There is also the fast-mounting evidence that Syndergaard is the best starting pitcher the Mets have—after a year of debate—so the team will want to get him the ball whenever they can. Among New York's other talented starters, deGrom is behind in form because of minor injuries and time missed due to the birth of his son; Matz hasn’t pitched a full season; and Harvey has not looked the same this year, with both his walk rate (3.2) and strikeout rate (5.6) noticeably worse than they were a year ago (1.8, 8.9)
“The thing with Harvey is after five or six innings his stuff drops off,” said one executive. “When he first came up he threw that invisible fastball that would just explode on a hitter and disappear. It’s interesting to watch him now. He doesn’t have that invisible fastball any more.”

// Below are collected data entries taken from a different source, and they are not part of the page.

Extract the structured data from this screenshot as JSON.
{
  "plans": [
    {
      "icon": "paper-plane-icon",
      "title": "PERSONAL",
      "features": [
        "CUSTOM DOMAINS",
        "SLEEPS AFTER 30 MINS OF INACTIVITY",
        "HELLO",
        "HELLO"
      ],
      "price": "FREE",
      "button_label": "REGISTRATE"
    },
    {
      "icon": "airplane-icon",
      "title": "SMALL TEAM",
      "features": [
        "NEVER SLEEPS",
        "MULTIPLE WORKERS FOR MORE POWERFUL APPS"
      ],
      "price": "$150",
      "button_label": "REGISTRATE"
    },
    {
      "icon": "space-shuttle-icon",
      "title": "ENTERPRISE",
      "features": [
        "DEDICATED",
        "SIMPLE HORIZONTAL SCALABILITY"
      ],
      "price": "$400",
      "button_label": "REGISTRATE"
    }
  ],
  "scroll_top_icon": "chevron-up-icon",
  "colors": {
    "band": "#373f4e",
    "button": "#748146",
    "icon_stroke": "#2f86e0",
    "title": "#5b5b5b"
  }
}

In 2013, Harvey’s fastball drew a .215 batting average and a 12% whiff rate. Those numbers were down to .247 and 10.2% in 2015 and are now at .298 and 8% so far this season.

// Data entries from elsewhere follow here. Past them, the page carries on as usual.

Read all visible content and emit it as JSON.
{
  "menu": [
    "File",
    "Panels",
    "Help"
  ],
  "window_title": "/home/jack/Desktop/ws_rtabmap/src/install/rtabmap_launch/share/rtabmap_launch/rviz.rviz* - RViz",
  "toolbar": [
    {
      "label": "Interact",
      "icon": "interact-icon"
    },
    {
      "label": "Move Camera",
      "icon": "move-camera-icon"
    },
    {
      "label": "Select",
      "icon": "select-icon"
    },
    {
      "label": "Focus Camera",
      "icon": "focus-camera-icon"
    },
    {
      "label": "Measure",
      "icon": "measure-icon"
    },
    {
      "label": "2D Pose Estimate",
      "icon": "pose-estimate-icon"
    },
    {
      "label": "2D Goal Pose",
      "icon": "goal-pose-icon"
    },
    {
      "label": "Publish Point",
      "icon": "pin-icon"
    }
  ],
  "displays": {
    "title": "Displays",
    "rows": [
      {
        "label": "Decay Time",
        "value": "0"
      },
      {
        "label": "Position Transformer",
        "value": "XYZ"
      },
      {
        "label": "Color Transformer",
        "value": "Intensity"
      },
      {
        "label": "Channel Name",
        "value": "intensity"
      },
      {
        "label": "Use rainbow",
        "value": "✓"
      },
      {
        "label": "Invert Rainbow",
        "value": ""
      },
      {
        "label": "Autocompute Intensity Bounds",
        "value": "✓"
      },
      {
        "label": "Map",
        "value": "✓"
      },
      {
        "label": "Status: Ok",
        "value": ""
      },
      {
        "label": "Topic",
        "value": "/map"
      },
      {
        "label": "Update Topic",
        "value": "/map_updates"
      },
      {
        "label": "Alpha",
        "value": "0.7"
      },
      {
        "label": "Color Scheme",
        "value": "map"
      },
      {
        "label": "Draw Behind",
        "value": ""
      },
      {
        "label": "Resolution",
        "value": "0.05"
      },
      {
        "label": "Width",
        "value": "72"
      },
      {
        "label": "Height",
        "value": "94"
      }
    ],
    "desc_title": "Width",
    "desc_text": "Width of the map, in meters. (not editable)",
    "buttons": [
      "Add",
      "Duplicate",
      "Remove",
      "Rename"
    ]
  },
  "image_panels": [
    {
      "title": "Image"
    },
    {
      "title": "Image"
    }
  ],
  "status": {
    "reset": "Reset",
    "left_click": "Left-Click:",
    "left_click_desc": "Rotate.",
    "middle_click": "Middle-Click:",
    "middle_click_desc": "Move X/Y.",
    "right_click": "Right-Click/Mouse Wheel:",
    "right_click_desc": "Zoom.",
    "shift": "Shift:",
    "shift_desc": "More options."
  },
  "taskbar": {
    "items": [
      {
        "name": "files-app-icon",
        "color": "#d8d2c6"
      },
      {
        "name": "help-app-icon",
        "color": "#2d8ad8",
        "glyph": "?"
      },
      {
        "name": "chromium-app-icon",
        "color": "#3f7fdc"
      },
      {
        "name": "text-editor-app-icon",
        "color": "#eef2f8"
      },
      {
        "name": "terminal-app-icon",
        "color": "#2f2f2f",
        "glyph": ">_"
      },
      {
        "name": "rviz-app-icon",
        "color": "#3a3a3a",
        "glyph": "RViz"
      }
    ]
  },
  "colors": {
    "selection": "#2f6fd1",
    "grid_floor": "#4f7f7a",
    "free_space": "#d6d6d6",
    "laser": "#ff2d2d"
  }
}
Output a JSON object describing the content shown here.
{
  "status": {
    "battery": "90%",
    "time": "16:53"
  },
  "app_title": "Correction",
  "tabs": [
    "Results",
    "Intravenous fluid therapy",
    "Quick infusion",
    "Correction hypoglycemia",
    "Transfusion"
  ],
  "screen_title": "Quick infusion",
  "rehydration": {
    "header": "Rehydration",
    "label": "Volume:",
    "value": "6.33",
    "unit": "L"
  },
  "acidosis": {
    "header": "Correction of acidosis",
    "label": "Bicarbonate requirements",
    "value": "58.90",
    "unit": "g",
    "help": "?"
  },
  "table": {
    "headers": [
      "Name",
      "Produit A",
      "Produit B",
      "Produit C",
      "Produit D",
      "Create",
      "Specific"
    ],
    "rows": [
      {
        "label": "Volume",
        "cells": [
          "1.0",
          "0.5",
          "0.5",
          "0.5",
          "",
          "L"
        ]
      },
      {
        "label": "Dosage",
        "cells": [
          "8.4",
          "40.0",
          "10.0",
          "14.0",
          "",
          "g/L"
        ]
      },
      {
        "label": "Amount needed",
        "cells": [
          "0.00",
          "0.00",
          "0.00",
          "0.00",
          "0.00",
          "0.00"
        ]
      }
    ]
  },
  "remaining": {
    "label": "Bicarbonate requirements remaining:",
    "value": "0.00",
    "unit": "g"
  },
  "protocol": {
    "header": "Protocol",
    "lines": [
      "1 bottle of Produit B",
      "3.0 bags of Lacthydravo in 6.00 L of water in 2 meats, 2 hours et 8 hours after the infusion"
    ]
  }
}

Syndergaard’s weapons have separated him from not just his own staff, but also from anybody we have seen in years. It doesn’t mean he’s better than Arrieta or Kershaw. He doesn’t control the running game or maintain pinpoint command the way they do. It just means no one throws like him. A starting pitcher who sits at 99 and tops out at 95 with his slider? If you programmed a video game avatar to throw like that, the baseball purists would scoff at the lack of realism. But Thor is the real deal.
To throw this hard this young is especially captivating. Syndergaard hasn’t even been in the big leagues for a calendar year. The first anniversary of his debut is still 16 days away.
Monday night marked his 28th career regular-season start. In it, Syndergaard became only the seventh pitcher to record 200 strikeouts in his first 28 starts, pushing his total to 208. The six other strikeout prodigies that preceded him to 200 this quickly make for a laundry list of blown elbows and derailed careers: Wood (243), Hideo Nomo (236), Dwight Gooden (235), Mark Prior (216), Yu Darvish (214) and Harvey (211).
Only time will tell if Syndergaard is more Randy Johnson than Kerry Wood. But what we are watching every time he takes the mound is unique. There is nothing like how Thor throws a baseball. Eighteen years after Wood wowed baseball, you can borrow from Dierker’s observation again: You can clearly distinguish what Syndergaard is throwing from what everybody else throws.